Het Guggenheim Museum in New York gaat van zijn 170 Kandinsky's er 50 verkopen bij Sotheby. Aangenomen dat ze de beste wel zelf zullen houden, kan men deze verkoop bestempelen als een verstandige, immers van het geld kan men andere schilderijen kopen die ontbreken aan de collectie, en bovendien: wat moet je als dynamisch museum met 170 Kandinsky's, je kan moeilijk ieder jaar een Kandinsky-retrospective houden. Plant je deze situatie echter over naar Nederland, dan begin je toch te twijfelen. Mr. de Wilde heeft verklaard dat er aan het bezit van het Stedelijk het nodige ontbreekt, en hij wil de lege plekken aan zijn wanden door aankopen opvullen. Akkoord! Maar hoe komt hij aan het geld? Van de gemeente, maar zo erg scheutig is de gemeente nu ook weer niet. Waarom zou het Stedelijk niet net als het Guggenheim-museum vijftig van zijn Van Goghs verkopen om met het geld de ontbrekende stukken aan te zuiveren? Een van de redenen is ongetwijfeld dat het niet kan en mag van ir. Van Gogh, Vincents oppassende neefje. Maar zelfs al zou deze niets in de melk te brokken hebben, dan nog is het ondenkbaar dat het Stedelijk ook maar iets zou kunnen verkopen van de Van Goghs. Alle Nederlandse aardappeleters zouden onder auspiciën van het Openbaar Kunstbezit in opstand komen!

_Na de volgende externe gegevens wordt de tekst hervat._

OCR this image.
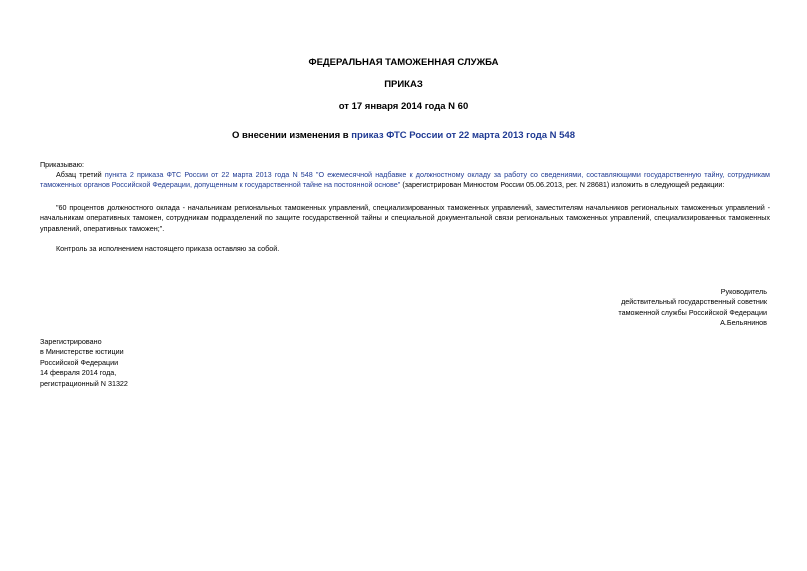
ФЕДЕРАЛЬНАЯ ТАМОЖЕННАЯ СЛУЖБА
ПРИКАЗ
от 17 января 2014 года N 60
О внесении изменения в приказ ФТС России от 22 марта 2013 года N 548
Приказываю:
Абзац третий пункта 2 приказа ФТС России от 22 марта 2013 года N 548 "О ежемесячной надбавке к должностному окладу за работу со сведениями, составляющими государственную тайну, сотрудникам таможенных органов Российской Федерации, допущенным к государственной тайне на постоянной основе" (зарегистрирован Минюстом России 05.06.2013, рег. N 28681) изложить в следующей редакции:
"60 процентов должностного оклада - начальникам региональных таможенных управлений, специализированных таможенных управлений, заместителям начальников региональных таможенных управлений - начальникам оперативных таможен, сотрудникам подразделений по защите государственной тайны и специальной документальной связи региональных таможенных управлений, специализированных таможенных управлений, оперативных таможен;".
Контроль за исполнением настоящего приказа оставляю за собой.
Руководитель
действительный государственный советник
таможенной службы Российской Федерации
А.Бельянинов
Зарегистрировано
в Министерстве юстиции
Российской Федерации
14 февраля 2014 года,
регистрационный N 31322
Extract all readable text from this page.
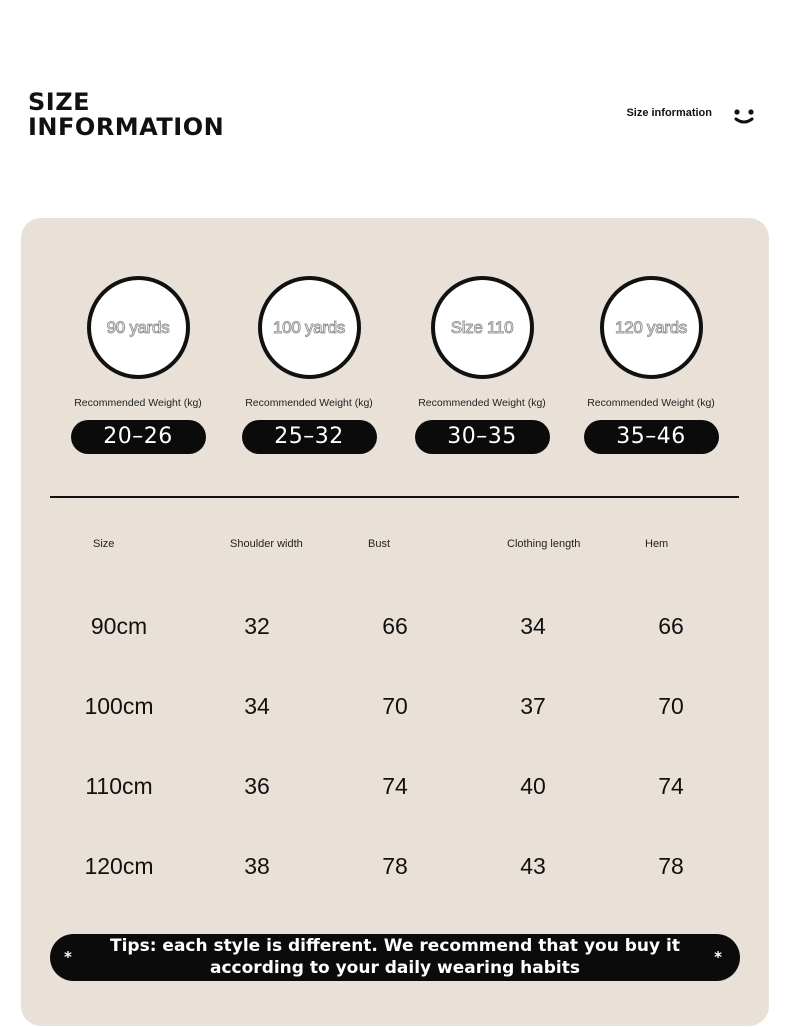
SIZE
INFORMATION	Size information
90 yards
Recommended Weight (kg)
20–26
100 yards
Recommended Weight (kg)
25–32
Size 110
Recommended Weight (kg)
30–35
120 yards
Recommended Weight (kg)
35–46
Size	Shoulder width	Bust	Clothing length	Hem
90cm	32	66	34	66
100cm	34	70	37	70
110cm	36	74	40	74
120cm	38	78	43	78
*
Tips: each style is different. We recommend that you buy it
according to your daily wearing habits
*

Het wordt hoog tijd dat er eens stringente onderlinge verkeersregels worden opgesteld Wat is kwetsend?, wat is blasfemie?, wanneer trap je op iemands tenen?, en hoe hoog dient, bij een bloedproef, het promille gevoeligheid in de tenen te zijn om nog au sérieux te worden genomen? In St.-Maartensdijk werd de naam van Prinses Irene van de school afgeschroefd. Afgezien van ‘the slap in the face’ die dit voor de Koninklijke Familie moet hebben betekend, is het duidelijk dat van alle Goden die aanbeden worden die van St.-Maartensdijk de kinderachtigste is. En wat te denken van de kerkdienst die op het massamedium de televisie op zondag 2 februari werd uitgezonden vanuit de gereformeerde Bloemcampkerk te Wassenaar-Zuid? Op een gegeven moment vouwde ds. P. de handen en zei: ‘Wij bidden nu voor Prinses Irene die deze week een groot deel van het Nederlandse volk bedroefd heeft’. Is dat geen misbruik maken van het gebed?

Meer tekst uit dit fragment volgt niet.